A display of some of the works of Chittaprosad is on at the Kochi-Muziris Biennale. They are a stark reminder of the trauma the rural poor underwent in one of the world’s biggest manmade tragedies that claimed almost 30 lakh lives during 1942-43.
As someone who avoided oil-on-canvas, Chittaprosad’s watercolour and linocut prints at the Durbar Hall Gallery in downtown Ernakulam are significant.
The body of work at the ongoing fourth edition of the 108-day biennale further comprises the artist’s experiments with political cartoons that critique the post-Independence nation-state and its policies. It was precisely this ‘audacity’ that prompted the imperial British to seize certain pivotal Chittaprosad works and even destroy them. For, the profuse sketches in black-and-white, along with reports, were published in local newspapers, culminating in a report titled ‘Hungry Bengal’.
Also a poet and storyteller, Chittaprosad (1915-78) was an active member of the Communist Party of India. That way, he drew added inspiration from village sculptors, artisans and puppeteers far and near his native Naihati in the neighbourhood of Kolkata.
A human face to a ribcage. That’s how Chittaprosad tends to epitomize the Bengal famine, going by one of his works at the biennale. His deep faith in the Communist ideology is evident from his works that lead up to India’s independence in 1947.
This is particularly clear from the images the artist did, inspired by the Royal Indian Navy Revolt of early 1946 when sailors of the country on board ship and Bombay harbour’s shore establishments struck work in a stir that soon found support from fellow labourers from Karachi to Calcutta.The agitation, which had full support from the CPI (amid condemnation from the Indian National Congress and the Muslim League), killed eight workers and wounded 33 others before the British repressed it.
Chittaprosad’s post-Independence drawings were largely against neocolonialism, where he sensed capitalism indirectly retaining hold over developing countries.
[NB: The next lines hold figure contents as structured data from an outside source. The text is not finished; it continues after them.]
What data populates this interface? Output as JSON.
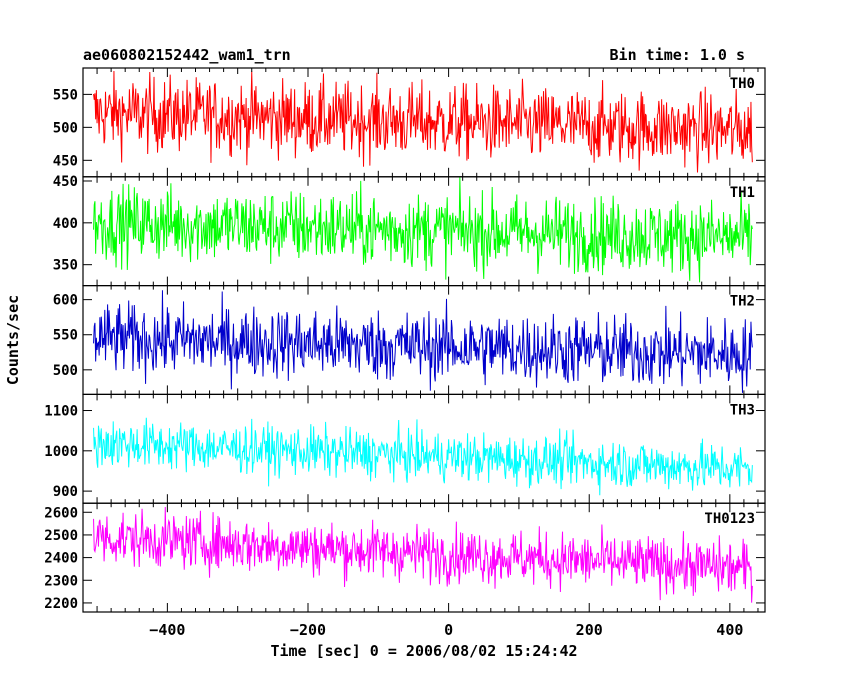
{
  "header": {
    "title": "ae060802152442_wam1_trn",
    "bin_time": "Bin time: 1.0 s"
  },
  "chart_data": {
    "type": "line",
    "x_axis": {
      "label": "Time [sec] 0 = 2006/08/02 15:24:42",
      "range": [
        -520,
        450
      ],
      "ticks": [
        -400,
        -200,
        0,
        200,
        400
      ],
      "data_range": [
        -505,
        432
      ]
    },
    "y_axis_label": "Counts/sec",
    "panels": [
      {
        "name": "TH0",
        "color": "#ff0000",
        "ylim": [
          425,
          590
        ],
        "yticks": [
          450,
          500,
          550
        ],
        "mean_start": 522,
        "mean_end": 495,
        "noise": 28
      },
      {
        "name": "TH1",
        "color": "#00ff00",
        "ylim": [
          325,
          455
        ],
        "yticks": [
          350,
          400,
          450
        ],
        "mean_start": 400,
        "mean_end": 382,
        "noise": 22
      },
      {
        "name": "TH2",
        "color": "#0000cc",
        "ylim": [
          465,
          620
        ],
        "yticks": [
          500,
          550,
          600
        ],
        "mean_start": 545,
        "mean_end": 522,
        "noise": 25
      },
      {
        "name": "TH3",
        "color": "#00ffff",
        "ylim": [
          870,
          1140
        ],
        "yticks": [
          900,
          1000,
          1100
        ],
        "mean_start": 1020,
        "mean_end": 955,
        "noise": 30
      },
      {
        "name": "TH0123",
        "color": "#ff00ff",
        "ylim": [
          2160,
          2640
        ],
        "yticks": [
          2200,
          2300,
          2400,
          2500,
          2600
        ],
        "mean_start": 2490,
        "mean_end": 2350,
        "noise": 60
      }
    ]
  }
}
His works went on to laud anti-American collectives and movements within India even as his works criticised the way governments in the country were siding with Western powers.
Not just them, the biennale segment shows Chittaprosad’s writings published in the CPI(Maoist)’s People’s War magazine. The archival material on display also includes photos of Chittaprosad with his friends and family. The artist had, in 1949, quit the CPI, citing differences with the party’s policies. He had thence worked for universal humanism, global peace and eradication of poverty from the planet.
All these lent fresh dimensions to Chittaprosad’s stature as one of India’s foremost modern artists. His works have found venues in National Gallery at Prague and the National Gallery of Modern Art in New Delhi.